Those with babies might think I’m talking about the midnight feedings, the all-night cry sessions. Nope, I’m talking about my need to stay up way later than I should simply to get in enough “me” time. After dinner, I pretty much disappear. Occasionally, we’ll do something together, but most of the time, we all take refuge in our rooms. The kids need their time now too. And I generally stay up past the time the kids go to bed (9:30-10 in the summer) simply because it’s uninterrupted time. Even though the kids have their own things to do, they still seem to have questions–where’s that book I was reading? where’s my shirt for tomorrow? I need to feel I have some time away from that.
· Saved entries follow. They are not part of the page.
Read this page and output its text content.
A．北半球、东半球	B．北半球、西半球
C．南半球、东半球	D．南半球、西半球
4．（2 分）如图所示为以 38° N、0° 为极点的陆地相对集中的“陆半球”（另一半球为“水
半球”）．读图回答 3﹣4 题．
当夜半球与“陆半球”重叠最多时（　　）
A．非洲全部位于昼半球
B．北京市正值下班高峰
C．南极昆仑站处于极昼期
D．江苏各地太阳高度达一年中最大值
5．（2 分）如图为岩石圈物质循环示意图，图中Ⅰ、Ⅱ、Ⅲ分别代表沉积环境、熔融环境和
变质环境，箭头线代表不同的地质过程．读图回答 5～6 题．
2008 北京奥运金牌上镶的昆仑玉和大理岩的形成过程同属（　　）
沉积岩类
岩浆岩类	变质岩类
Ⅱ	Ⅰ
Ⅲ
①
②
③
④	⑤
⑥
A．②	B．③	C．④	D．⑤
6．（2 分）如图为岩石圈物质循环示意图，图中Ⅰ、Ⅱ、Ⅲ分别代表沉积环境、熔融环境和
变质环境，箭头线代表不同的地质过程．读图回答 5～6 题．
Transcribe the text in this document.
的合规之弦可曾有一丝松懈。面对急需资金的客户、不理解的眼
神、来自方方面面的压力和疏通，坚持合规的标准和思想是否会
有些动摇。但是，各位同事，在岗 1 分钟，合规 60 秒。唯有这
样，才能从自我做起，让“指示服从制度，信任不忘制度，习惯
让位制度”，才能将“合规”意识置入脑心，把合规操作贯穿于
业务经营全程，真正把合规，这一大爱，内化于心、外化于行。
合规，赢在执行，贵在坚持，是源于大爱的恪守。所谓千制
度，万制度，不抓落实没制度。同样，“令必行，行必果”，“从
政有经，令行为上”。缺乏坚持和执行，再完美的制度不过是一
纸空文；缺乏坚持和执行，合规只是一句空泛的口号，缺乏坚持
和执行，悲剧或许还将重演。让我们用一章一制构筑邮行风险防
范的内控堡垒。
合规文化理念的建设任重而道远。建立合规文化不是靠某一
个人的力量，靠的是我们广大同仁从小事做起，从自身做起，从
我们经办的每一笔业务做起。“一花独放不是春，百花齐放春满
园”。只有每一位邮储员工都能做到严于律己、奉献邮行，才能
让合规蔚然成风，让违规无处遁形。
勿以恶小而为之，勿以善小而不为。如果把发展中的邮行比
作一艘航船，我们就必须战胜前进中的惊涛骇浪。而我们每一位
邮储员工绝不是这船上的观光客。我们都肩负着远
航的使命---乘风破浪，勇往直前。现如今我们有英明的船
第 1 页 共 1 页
Last week, Laura at 11D wrote about how being a parent tends to make one unhappy. But I think most of that unhappiness comes from the lack of me time most people have as parents. For some periods of parenting, there’s not really a way to gain this. When the kids are really little and still waking you up at odd hours, often staying up until 10 is a challenge, but eventually, you can put them to bed at 7 or 8 and have the next 2-3 hours to yourself (with or without a partner). Or, if you can afford a babysitter, that’s another great way to go. Mr. Geeky and I went out separately a lot. We couldn’t afford a sitter often, but we both had the need to be out of the house on occasion. Let go of the resentment and guilt and just do it. I see a lot of people who a) let their kids stay up until really late and/or b) never leave the house. Of course you’ll be unhappy! All your time is with your job and/or your kids. No time to think, to watch that bad movie you wanted to watch, to read that romance novel. I honestly think my insistence on maintaining this time for myself has kept me sane, made me a better mother, and kept me happy.
A blog post this morning confirms this. A lot of the rhetoric surrounding being a mom when I started out was about sacrificing (eat wheat gluten, no chocolate) and creating a semi-perfect environment for your kids. I’m sure the rhetoric hasn’t changed much; I just don’t read parenting mags anymore. The very first thing on this list of “Things to do to be a Great Mom”: do what you love. Don’t give up the passion for knitting or writing just because there’s another person in the house. Find the time. There’s a link to an article for dads too. The author of this one sums up the mom/dad quandary this way:
I think that the biggest mistake dads make is that they become so absorbed in their careers that they do not spend enough time with their families. The biggest mistake moms make, in my opinion, is that they become so absorbed in their families that they do not spend enough time on their own passions.
So if you see a tired mom walking around, give her a break. She’s trying to get her me time in.